Nemutan doesn’t really have a leg. She’s a stuffed pillowcase — a 2-D depiction of a character, Nemu, from an X-rated version of a PC video game called Da Capo, printed on synthetic fabric.


So, should we laugh at these people? Feel sorry for them? Empathize?

Here is a commentary about a man in Vancouver, Canada, who laments that no woman he's met has ever been “perfect” enough for him:

As such he decided the best compromise was to buy a perfectly proportioned blow up doll. Problem was it was going to cost him $10,000. He had been saving from his two waitering jobs and had almost come up with the entire amount. He was eagerly anticipating when he would finally be able to have his perfect woman.

What I found interesting was my colleague’s reaction. She is in the business of selling sex paraphernalia and yet she was mildly disgusted with this man’s intentions.

Fetishes are definitely something people don’t understand and therefore label as deviant. It is because these people don’t tow the what-is-socially-acceptable-for-sexual-behavior-line (i.e. heterosexual monogamous sex) they are automatically labeled as freaks. It is my experience that, generally, it’s just the opposite.

Some people have certain proclivities that make them sexually aroused—like feet, or latex, or blow up dolls. So what? As long as they are safe, sane and consensual with what they are doing, then there should be no reason to judge that person. But yet we still do—even people in the sex industry who deal with this all the time are judging.

You mingle with fetish people on a daily basis. It’s only when you find out what they are up to behind closed doors that things get weird for you.


The Perfect Woman? Sounds familiar.





Maybe we should just accept that love comes in many forms these days. And who knows, someday you might even find yourself falling in love and having a relationship with a virtual partner.


That's what happened to another fellow in Japan. In fact, he took it so far that he married the girl!

We may occasionally wish our spouses had an "off" switch but a Japanese man will have that luxury full-time after he married his virtual girlfriend in an official-looking ceremony.

In a bizarre story reminiscent of the film Lars and the Real Girl, the man, known by his nickname SAL9000, fell in love with a fictional character from the Nintendo DS "love simulator" Love Plus.

Popular in Japan's geek subculture, the game invites players to pick a girlfriend and then challenges them to woo her by taking her out on "dates" and perform boyfriend duties such as saying "I love you" 100 times into the hand-held games console.

The most successful lotharios can even give their virtual love interest a kiss by literally kissing the DS's touch screen.

But that wasn't enough for SAL9000, who wedded Nene Anegasaki in an official-looking but not legally binding reception in Tokyo.


Although today this may seem like the stuff of jokes and ridicule, it's actually a subject of serious study.
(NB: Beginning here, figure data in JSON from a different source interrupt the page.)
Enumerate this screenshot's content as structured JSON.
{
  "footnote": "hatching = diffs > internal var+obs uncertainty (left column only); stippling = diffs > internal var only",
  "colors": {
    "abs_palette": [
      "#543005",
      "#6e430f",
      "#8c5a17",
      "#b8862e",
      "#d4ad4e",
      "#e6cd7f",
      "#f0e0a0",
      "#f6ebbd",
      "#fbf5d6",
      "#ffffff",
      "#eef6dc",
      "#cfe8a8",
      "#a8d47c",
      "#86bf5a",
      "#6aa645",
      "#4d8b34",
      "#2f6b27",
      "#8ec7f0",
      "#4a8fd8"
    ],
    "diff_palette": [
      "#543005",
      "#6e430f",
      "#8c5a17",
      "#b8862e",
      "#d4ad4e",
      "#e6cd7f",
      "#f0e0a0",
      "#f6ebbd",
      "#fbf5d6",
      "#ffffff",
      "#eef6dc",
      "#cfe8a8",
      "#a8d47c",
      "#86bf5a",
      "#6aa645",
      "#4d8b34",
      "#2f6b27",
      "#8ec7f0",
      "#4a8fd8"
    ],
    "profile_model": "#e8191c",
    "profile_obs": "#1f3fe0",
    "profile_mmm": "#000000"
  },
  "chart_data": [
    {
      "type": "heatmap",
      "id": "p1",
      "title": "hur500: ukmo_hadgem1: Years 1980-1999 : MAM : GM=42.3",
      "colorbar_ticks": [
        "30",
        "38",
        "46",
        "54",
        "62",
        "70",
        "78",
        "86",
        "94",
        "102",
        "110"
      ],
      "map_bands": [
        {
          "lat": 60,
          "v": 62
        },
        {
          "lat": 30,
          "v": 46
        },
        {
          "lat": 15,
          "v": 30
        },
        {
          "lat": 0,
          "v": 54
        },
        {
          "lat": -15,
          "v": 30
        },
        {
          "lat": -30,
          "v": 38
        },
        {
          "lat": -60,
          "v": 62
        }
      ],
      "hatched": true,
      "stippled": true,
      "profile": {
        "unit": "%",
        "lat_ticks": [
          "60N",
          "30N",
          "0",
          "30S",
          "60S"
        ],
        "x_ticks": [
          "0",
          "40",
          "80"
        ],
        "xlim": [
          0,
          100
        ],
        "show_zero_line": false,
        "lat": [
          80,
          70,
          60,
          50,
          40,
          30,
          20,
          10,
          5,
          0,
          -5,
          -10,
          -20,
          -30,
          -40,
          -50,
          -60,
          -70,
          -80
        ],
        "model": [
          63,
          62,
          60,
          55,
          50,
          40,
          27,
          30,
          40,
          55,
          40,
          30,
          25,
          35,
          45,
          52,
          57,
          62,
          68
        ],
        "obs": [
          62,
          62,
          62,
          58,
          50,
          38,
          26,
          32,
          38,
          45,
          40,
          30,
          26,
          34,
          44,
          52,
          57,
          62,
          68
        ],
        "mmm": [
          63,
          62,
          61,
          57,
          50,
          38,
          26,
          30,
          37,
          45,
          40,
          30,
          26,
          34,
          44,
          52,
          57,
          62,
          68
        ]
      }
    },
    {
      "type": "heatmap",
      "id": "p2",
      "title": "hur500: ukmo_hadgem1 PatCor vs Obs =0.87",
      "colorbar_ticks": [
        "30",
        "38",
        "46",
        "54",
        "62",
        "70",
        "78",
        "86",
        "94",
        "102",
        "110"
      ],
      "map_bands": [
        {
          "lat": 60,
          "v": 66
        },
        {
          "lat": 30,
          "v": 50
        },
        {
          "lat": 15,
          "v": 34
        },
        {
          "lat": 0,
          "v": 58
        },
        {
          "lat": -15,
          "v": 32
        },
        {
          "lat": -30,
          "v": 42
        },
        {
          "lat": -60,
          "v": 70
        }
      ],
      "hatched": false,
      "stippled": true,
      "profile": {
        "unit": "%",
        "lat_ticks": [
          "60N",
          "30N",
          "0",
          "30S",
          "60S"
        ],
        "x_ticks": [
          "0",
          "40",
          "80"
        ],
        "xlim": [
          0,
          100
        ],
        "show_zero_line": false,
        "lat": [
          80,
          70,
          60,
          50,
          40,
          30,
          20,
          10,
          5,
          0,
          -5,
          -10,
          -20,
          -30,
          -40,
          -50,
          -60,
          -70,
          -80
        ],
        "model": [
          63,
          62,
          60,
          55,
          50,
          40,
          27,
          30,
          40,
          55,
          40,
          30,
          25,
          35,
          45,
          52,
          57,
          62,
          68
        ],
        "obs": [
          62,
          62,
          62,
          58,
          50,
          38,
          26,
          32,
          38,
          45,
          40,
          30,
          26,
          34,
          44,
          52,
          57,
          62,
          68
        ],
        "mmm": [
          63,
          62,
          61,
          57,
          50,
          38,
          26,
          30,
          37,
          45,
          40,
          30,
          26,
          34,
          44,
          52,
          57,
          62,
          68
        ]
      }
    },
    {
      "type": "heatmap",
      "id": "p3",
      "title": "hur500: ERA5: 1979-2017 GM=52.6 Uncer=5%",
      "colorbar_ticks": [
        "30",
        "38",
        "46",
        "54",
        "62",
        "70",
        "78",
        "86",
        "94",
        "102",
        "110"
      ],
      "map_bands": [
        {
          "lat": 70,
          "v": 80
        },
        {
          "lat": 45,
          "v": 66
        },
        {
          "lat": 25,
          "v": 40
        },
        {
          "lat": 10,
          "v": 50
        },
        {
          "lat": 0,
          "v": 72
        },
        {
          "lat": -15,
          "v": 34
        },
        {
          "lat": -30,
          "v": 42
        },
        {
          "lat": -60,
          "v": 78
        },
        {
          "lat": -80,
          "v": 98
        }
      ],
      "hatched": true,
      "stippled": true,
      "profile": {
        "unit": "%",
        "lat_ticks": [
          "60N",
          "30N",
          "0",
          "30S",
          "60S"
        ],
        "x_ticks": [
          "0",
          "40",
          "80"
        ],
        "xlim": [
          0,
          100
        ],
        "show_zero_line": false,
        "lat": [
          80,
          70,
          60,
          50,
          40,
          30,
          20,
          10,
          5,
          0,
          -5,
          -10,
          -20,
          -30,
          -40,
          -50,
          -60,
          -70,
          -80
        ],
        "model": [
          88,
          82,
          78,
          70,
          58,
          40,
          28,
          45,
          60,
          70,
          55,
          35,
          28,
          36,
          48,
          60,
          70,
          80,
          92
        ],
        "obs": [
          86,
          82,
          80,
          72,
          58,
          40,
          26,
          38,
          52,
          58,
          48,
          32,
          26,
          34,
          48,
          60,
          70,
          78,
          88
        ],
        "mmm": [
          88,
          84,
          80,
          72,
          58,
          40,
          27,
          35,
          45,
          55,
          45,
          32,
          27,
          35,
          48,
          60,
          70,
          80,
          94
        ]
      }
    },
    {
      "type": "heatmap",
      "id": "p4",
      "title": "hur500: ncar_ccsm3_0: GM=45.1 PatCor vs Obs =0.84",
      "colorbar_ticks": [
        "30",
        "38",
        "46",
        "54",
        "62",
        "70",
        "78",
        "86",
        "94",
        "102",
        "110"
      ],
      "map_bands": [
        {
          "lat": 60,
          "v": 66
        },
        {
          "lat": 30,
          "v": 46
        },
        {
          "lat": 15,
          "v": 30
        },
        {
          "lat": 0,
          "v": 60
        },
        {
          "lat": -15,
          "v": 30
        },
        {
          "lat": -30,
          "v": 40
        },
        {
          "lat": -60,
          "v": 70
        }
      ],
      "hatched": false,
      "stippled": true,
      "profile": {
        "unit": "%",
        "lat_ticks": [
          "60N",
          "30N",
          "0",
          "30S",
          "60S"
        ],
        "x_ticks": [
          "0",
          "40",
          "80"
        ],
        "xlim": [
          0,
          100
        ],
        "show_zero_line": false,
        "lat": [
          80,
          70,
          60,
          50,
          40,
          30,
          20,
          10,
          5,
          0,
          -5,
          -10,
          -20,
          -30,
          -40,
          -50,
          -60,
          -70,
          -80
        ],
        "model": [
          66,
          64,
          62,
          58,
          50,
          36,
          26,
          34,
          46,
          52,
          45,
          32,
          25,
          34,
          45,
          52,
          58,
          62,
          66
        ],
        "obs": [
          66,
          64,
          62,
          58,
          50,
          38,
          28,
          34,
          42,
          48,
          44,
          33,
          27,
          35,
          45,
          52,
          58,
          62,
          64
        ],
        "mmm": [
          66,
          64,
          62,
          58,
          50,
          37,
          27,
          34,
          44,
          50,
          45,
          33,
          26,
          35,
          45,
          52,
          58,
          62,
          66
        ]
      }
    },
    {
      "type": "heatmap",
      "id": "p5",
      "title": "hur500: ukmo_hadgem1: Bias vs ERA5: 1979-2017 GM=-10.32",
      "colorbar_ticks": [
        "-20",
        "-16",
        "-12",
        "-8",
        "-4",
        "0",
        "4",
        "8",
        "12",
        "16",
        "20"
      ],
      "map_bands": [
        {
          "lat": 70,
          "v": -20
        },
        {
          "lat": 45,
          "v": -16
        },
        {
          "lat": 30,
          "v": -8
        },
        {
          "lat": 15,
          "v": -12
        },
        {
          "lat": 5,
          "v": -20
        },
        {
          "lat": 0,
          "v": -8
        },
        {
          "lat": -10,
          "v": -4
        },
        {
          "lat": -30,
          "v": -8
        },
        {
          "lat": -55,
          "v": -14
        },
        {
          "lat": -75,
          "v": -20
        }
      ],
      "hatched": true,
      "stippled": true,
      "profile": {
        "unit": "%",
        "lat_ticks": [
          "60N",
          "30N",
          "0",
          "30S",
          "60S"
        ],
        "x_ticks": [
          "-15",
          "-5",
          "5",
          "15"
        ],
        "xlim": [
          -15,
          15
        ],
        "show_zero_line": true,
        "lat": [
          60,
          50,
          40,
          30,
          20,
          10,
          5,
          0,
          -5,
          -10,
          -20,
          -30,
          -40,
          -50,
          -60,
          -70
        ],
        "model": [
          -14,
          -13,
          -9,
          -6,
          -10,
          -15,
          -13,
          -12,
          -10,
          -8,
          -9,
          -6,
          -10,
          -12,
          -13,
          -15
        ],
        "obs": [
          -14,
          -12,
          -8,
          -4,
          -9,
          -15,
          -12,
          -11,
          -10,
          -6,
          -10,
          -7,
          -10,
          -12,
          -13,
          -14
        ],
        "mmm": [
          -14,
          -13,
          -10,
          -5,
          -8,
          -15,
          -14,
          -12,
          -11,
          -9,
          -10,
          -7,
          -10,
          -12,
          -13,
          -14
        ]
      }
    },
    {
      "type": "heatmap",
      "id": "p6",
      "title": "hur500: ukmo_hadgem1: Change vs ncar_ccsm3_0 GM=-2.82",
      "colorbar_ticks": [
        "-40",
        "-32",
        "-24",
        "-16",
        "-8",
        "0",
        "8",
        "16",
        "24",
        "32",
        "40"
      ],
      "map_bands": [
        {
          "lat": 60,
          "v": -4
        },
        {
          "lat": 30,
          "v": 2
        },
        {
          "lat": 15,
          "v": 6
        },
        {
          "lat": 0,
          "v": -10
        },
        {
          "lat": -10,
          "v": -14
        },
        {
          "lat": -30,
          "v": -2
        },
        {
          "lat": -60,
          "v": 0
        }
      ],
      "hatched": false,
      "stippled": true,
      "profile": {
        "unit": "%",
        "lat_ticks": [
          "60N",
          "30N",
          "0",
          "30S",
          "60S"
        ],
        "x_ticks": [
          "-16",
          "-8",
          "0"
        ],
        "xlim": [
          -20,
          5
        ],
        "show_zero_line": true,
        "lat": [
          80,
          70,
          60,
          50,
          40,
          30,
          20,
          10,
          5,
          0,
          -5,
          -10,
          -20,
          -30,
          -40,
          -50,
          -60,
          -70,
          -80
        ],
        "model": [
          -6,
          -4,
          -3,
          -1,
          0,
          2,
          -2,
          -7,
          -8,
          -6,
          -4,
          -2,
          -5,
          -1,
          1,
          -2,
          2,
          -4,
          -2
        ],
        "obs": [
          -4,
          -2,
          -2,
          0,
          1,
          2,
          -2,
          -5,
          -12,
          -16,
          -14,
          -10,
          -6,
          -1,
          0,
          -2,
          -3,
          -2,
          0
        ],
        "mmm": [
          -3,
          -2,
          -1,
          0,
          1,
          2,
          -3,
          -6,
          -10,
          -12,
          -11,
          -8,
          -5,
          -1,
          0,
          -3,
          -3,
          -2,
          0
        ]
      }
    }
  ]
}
In mature versions of virtual reality, you may be able to assume an avatar identity that makes you into whatever you want: younger, better-looking, even a different sex. And you may yet discover that you prefer the companionship of a virtual character over a flesh and blood mate.

Issues of gender identity, sexual preference, fetishes, and relationship variations are emerging along with the dynamic new technologies that are taking us into an unfamiliar world. Organizations such as ours and others like the Institute for the Future are launching programs to investigate these trends.

Among the many changes coming our way are new opportunities for love, virtually. And maybe even actually.